Isop busca músics (Aesop seeks musicians)
In Miró’s ‘Paint Painting’ series, it is common of the artist to superimpose various fragments of works that, though all make up the canon of art history, are drawn from very different periods and styles. The resulting contrast reveals new interpretative facets. A classic figure is usually used to overlay more recent themes and creations, as in this case.
This ‘object-painting’ consists of two flat representations on wood of Velázquez’s Aesop. One of them maintains the original orientation and is minimally altered. The other is reflected, as if in a mirror, and is overlain with one of the two versions of Picasso’s Three Musicians. This work is complemented by a similar one representing Menippus.
The first figure stands out from the background and the secondary attributes: a cube, clothes, and crown. By contrast, the book of Aesop’s Fables is kept, albeit in a less battered state and with a hand-written title. The figure is given a chain watch, an allusion to time, which structures music, and the inevitable repetition of cycles, and history in general, in the expected terms. In fact, time is the factor that gives rise to the literary genre encompassing fables.
In the fable of the musician dogs, Aesop explains that “some dogs, which are a shameless and interfering race, learnt to make music and kept at it until they became men, who continue singing to this day”. The title of Picasso’s picture makes it clear that the dog hiding behind the legs of the three characters is not a musician but, under an ironic consideration, may well become one. Be that as it may, the Greek fabulist seeks this or another musician to add sound to his texts. The dog is even more invisible in the cropping made by the framing, justifying the need to find him.
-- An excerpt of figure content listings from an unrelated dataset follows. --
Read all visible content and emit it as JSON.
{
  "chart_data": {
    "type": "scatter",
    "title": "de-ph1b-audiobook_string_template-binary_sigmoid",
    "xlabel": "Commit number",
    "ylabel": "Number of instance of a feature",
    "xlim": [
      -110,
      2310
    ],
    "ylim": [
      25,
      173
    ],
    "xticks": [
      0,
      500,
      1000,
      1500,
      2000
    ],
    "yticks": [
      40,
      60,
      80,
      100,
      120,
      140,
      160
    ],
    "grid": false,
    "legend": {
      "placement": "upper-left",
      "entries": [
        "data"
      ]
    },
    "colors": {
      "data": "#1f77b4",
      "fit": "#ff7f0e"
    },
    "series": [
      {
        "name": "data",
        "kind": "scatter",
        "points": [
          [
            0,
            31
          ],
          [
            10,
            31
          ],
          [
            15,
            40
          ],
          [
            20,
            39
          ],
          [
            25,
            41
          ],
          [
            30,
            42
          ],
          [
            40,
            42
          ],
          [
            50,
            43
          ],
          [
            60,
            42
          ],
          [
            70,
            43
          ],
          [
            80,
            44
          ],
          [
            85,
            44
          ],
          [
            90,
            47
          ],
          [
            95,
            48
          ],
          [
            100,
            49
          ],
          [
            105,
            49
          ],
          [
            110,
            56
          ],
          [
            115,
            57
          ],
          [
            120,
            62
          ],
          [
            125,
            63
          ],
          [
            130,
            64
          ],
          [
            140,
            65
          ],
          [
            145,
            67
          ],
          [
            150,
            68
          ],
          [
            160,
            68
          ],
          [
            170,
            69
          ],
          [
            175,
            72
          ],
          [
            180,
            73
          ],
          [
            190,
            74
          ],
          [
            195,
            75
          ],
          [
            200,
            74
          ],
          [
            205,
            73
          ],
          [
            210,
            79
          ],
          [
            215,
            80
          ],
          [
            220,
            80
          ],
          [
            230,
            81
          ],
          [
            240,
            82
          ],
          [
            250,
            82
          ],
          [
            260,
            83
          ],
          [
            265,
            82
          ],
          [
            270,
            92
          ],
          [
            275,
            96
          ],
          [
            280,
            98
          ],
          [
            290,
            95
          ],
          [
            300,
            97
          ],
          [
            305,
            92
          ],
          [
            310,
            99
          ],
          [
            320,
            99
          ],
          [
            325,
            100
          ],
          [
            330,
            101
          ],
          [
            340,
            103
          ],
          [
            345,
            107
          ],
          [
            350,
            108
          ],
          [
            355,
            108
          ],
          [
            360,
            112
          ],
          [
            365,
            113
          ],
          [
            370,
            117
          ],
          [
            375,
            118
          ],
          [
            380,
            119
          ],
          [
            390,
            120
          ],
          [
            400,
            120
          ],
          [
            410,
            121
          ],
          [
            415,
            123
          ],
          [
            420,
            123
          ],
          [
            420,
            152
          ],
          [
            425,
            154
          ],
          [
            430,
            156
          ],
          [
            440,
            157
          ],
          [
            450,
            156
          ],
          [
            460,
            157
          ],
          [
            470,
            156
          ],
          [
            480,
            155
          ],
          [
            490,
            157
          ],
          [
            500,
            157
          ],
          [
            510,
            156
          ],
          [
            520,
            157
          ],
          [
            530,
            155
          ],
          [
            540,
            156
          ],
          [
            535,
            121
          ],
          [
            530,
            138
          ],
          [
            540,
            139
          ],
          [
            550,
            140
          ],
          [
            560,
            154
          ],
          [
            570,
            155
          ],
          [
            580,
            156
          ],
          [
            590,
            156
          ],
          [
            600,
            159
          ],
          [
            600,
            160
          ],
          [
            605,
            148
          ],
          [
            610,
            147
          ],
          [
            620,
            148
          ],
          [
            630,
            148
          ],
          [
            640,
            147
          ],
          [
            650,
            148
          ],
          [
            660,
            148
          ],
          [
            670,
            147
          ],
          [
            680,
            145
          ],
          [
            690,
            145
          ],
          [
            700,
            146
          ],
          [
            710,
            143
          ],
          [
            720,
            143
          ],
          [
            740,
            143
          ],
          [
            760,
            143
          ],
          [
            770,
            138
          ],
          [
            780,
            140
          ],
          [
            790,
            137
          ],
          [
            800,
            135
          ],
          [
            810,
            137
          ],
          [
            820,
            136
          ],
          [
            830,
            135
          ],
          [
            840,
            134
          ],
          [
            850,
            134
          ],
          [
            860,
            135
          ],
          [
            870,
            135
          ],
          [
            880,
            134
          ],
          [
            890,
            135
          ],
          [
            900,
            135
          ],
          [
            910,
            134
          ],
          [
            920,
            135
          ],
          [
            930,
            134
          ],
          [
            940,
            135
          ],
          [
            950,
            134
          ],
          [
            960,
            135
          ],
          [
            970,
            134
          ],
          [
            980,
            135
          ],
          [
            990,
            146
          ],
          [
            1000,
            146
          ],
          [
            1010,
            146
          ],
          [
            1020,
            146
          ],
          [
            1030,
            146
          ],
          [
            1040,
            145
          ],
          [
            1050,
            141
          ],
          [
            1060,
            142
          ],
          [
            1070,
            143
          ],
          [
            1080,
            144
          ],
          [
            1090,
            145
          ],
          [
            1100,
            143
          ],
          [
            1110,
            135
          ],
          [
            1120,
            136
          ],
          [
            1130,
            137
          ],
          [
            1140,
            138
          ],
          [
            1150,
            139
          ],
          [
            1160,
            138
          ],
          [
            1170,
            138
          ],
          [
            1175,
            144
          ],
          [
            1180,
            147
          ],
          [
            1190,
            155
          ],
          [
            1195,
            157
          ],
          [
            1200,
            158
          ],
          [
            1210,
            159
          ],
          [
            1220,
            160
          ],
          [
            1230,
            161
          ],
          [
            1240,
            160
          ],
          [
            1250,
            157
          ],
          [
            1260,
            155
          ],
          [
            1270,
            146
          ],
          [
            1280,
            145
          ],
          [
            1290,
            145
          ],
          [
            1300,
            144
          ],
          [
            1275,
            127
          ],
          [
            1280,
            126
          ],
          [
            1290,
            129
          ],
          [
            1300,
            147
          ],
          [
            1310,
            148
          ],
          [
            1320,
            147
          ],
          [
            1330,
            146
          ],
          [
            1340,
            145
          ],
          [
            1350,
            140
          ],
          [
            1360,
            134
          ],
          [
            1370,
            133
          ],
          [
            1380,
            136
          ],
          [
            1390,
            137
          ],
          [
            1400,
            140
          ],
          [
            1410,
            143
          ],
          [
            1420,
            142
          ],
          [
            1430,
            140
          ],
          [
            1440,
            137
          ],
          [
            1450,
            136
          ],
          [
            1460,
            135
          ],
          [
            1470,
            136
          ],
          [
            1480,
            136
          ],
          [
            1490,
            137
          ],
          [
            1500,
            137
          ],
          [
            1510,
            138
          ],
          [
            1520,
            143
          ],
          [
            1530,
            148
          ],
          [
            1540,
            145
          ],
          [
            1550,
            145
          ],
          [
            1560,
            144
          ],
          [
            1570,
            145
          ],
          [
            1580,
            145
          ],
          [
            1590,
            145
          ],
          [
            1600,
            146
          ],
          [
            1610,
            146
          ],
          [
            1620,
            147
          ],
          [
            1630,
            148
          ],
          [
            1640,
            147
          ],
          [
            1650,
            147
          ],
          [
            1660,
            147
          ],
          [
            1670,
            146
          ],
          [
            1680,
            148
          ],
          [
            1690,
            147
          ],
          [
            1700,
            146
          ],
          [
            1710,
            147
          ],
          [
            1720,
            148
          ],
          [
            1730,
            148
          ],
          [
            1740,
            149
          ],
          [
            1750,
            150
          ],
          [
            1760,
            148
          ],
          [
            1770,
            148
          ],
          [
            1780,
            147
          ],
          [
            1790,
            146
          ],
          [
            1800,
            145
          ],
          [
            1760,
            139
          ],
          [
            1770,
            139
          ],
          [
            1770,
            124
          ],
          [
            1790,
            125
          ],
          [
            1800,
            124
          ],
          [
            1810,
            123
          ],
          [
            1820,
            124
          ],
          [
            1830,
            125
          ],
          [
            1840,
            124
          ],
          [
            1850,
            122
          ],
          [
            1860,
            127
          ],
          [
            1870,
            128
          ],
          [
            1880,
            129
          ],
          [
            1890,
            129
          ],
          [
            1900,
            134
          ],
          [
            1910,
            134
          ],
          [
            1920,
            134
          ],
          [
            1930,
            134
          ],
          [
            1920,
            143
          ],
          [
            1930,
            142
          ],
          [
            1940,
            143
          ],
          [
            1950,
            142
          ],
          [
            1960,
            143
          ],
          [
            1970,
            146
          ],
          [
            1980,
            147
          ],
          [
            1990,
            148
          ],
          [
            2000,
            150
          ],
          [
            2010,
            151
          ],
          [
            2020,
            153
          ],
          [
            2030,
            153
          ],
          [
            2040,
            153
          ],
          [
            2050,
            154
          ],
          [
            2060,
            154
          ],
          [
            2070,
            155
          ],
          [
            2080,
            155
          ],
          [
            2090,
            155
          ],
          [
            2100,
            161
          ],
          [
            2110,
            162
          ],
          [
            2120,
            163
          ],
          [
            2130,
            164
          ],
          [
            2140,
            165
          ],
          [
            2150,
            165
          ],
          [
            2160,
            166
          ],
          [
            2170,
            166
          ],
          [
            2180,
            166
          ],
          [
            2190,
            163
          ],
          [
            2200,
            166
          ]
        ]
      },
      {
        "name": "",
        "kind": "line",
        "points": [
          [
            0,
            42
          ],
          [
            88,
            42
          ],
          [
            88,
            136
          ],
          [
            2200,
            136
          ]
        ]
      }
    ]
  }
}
Nevertheless, going beyond literal interpretations, this piece offers a reflection on pictorial styles. The most figurative realism and the most media-popularised Pop Art affect, as happens with the rest, the articulation of the message. The trompes l’oeil and the dislocation of meaning that the artist conceives are at the core of the interpretation he wants to obtain from the viewer.As Romá de la Calle brilliantly notes, Antoni Miró brings “morphological elements” but “hides the keys to the syntax used to compositionally structure and link those elements”. That is why, in Prof. de la Calle’s view, the work puts “the viewers’ hermeneutic skills to test so, from this combination of elements, they can freely execute their own interpretative options”.